Economics is not studied by the majority of Americans, and many might even see it as a waste of time or just a collection of ideas from a few old men. However, economics is vital for the success of a community, city, nation, and the entire world, so it makes sense that we should know something about it. It is not merely a collection of opinions or ideas, either, as you can weigh every theory based on historical evidence.

Want to know how socialism plays out in the real world? Look to the massively inefficient and economically vapid Soviet Union or the famines that caused millions of deaths in China. Want to test the wisdom and viability of an economy under the sway of government intervention? Study how the actions of presidents like Franklin D. Roosevelt crippled the US economy and made the Great Depression worse than it would have been on its own. Want to see how a free market that’s unburdened by constant government overreach works? Observe how the economy recovered and thrived under the presidents after FDR, who let the market run itself.

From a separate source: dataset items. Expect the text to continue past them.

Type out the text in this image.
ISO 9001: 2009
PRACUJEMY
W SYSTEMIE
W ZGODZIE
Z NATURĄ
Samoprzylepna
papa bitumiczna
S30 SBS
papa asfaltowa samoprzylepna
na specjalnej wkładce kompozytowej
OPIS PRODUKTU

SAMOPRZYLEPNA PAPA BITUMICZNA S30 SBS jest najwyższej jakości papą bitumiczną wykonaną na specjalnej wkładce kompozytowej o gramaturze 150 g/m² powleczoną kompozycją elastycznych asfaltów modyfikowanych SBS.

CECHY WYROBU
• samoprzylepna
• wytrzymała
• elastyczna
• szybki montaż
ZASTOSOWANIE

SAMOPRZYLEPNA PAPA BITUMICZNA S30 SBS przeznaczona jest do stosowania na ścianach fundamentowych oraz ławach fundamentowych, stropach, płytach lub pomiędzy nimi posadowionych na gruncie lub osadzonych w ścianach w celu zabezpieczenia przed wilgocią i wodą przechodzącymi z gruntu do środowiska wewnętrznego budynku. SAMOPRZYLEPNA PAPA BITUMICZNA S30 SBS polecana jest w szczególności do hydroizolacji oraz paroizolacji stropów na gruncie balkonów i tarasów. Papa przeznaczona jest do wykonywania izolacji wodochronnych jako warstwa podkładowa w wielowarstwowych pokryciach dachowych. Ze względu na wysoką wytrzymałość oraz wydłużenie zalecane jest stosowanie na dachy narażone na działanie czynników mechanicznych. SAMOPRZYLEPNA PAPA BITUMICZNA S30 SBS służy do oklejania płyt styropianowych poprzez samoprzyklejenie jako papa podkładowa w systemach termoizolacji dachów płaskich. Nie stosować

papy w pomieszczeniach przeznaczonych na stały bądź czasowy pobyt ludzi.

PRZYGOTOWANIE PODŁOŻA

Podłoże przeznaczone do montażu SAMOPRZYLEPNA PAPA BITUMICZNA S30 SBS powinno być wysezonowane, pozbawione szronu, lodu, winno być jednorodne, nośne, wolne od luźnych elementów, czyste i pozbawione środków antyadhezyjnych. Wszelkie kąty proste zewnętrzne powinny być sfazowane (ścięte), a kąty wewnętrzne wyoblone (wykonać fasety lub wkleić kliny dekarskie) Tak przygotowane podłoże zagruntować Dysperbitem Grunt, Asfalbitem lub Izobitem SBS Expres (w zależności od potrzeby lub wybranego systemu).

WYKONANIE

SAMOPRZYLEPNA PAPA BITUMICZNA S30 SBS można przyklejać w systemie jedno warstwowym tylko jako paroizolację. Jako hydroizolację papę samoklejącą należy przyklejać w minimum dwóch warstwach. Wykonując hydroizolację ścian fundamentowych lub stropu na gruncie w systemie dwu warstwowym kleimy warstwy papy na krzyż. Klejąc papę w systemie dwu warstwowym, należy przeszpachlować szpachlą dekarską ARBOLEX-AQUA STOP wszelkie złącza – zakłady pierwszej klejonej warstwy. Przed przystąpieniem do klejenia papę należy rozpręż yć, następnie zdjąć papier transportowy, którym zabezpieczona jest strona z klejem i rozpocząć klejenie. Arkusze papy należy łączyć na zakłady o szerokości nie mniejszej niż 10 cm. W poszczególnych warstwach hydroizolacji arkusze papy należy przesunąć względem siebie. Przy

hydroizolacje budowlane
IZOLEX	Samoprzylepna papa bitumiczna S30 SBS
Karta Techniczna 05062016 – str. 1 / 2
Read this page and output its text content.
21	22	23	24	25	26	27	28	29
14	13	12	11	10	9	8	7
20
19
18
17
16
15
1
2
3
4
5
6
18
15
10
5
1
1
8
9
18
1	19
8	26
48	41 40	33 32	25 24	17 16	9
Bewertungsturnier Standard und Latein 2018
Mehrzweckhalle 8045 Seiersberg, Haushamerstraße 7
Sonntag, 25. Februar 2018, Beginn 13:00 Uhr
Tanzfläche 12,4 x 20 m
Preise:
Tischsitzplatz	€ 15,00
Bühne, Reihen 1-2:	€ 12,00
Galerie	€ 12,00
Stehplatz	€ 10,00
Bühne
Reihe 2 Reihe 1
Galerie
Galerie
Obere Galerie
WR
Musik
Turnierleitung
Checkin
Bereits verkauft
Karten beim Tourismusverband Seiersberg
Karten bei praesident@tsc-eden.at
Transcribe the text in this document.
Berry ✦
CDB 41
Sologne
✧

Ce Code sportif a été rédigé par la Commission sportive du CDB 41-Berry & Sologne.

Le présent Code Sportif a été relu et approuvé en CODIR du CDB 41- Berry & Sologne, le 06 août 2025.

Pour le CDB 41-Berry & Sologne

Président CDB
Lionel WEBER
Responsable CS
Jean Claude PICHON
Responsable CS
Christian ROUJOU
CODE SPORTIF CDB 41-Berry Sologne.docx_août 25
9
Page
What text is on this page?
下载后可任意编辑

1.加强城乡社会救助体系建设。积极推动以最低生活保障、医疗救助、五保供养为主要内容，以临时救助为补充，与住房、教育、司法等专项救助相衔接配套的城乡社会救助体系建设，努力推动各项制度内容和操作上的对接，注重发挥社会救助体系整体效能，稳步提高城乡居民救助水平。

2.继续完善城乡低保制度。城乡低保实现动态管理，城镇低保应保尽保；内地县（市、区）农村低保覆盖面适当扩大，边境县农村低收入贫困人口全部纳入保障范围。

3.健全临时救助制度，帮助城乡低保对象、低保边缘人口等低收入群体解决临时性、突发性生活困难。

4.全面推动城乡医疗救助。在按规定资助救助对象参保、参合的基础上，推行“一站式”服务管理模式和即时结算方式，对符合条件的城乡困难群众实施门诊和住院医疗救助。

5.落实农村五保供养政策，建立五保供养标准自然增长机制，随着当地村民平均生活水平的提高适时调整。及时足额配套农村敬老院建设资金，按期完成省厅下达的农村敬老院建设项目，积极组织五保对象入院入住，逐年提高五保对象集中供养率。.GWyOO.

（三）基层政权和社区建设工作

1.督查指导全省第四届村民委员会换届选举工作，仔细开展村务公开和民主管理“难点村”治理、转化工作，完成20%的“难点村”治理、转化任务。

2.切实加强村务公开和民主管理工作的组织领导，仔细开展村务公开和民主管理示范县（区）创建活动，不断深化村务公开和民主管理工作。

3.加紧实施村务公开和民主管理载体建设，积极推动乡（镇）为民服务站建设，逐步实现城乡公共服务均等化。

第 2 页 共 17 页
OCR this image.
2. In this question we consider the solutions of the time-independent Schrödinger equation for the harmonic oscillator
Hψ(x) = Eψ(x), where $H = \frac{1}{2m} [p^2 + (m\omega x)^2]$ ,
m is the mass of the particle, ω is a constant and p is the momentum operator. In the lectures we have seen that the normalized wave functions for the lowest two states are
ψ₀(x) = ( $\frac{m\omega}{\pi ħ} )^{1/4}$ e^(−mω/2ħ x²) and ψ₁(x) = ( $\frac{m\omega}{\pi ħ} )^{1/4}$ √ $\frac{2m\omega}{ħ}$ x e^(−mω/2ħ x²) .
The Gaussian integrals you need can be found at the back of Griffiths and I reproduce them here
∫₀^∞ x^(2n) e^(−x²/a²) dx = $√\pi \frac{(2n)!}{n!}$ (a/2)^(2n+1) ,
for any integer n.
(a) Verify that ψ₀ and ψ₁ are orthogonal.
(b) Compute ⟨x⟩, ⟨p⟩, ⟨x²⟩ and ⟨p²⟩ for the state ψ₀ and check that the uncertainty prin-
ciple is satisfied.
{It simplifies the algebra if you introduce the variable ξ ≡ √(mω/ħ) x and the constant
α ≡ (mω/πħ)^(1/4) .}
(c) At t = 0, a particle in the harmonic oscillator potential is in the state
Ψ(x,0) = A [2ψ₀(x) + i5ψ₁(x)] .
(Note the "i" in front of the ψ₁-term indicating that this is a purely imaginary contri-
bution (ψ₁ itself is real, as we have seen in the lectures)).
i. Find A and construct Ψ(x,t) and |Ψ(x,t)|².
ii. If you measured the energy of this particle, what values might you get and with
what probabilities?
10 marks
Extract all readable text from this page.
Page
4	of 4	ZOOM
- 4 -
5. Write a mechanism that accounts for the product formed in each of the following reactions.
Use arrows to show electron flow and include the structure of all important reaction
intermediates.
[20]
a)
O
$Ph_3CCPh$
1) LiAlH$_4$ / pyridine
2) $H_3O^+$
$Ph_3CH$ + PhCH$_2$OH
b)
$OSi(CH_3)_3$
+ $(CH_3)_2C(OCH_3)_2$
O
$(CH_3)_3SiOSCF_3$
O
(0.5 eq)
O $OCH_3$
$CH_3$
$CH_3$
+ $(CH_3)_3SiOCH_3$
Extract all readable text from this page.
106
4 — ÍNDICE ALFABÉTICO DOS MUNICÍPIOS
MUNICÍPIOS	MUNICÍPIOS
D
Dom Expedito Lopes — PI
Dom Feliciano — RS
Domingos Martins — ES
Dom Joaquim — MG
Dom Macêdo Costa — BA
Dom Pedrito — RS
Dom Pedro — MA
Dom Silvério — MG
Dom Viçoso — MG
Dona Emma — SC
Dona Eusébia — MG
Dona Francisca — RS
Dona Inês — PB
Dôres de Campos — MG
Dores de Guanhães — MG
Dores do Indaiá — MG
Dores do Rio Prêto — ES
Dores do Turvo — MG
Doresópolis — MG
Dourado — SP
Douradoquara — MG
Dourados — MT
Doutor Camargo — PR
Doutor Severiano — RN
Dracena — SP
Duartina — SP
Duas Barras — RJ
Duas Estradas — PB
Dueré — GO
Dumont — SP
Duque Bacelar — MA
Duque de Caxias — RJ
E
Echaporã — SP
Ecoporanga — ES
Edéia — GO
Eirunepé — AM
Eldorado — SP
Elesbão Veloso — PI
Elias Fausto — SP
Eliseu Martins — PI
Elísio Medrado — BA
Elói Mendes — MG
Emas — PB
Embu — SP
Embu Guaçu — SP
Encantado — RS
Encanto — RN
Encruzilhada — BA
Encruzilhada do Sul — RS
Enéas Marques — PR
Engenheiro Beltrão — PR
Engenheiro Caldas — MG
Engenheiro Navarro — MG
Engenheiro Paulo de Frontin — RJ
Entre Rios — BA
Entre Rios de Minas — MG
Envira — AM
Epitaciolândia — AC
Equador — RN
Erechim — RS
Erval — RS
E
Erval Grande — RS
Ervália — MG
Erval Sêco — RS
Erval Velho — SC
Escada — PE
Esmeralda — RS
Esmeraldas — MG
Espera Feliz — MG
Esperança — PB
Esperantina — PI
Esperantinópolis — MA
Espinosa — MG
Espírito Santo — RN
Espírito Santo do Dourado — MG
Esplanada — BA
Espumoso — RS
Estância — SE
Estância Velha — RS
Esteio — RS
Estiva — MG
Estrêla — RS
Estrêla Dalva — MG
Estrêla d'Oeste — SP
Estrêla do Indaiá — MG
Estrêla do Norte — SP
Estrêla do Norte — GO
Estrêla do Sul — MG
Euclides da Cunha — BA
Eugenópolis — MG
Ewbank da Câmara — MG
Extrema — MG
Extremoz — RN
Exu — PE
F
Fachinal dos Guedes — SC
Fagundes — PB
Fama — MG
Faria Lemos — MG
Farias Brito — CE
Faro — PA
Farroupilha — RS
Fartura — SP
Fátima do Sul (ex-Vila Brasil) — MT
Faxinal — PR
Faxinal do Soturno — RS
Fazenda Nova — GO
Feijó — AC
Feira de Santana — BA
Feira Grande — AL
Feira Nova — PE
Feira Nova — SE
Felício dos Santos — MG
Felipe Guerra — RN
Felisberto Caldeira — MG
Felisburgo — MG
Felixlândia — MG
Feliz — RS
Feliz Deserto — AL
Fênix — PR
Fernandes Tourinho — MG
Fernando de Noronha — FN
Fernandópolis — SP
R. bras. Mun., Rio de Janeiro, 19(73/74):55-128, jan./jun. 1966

The study of economics isn’t a debate over ideas and opinions, it’s a study of the actions and mistakes of the past and how we can do better. It’s an application of proven theories that allows for the most success enjoyed by the people possible. There are correct ways of running an economy and wrong ways, each entailing big consequences.

If we want to choose the right way and avoid making disastrous mistakes, we need to learn what has worked and what hasn’t. That’s the study of economics, and if you need a good place to start, I highly recommend Basic Economics by Thomas Sowell. I understand so much more about how the world works and what we’re supposed to do to make it work well. I thoroughly enjoyed reading this book and think it’s imperative for everyone to read.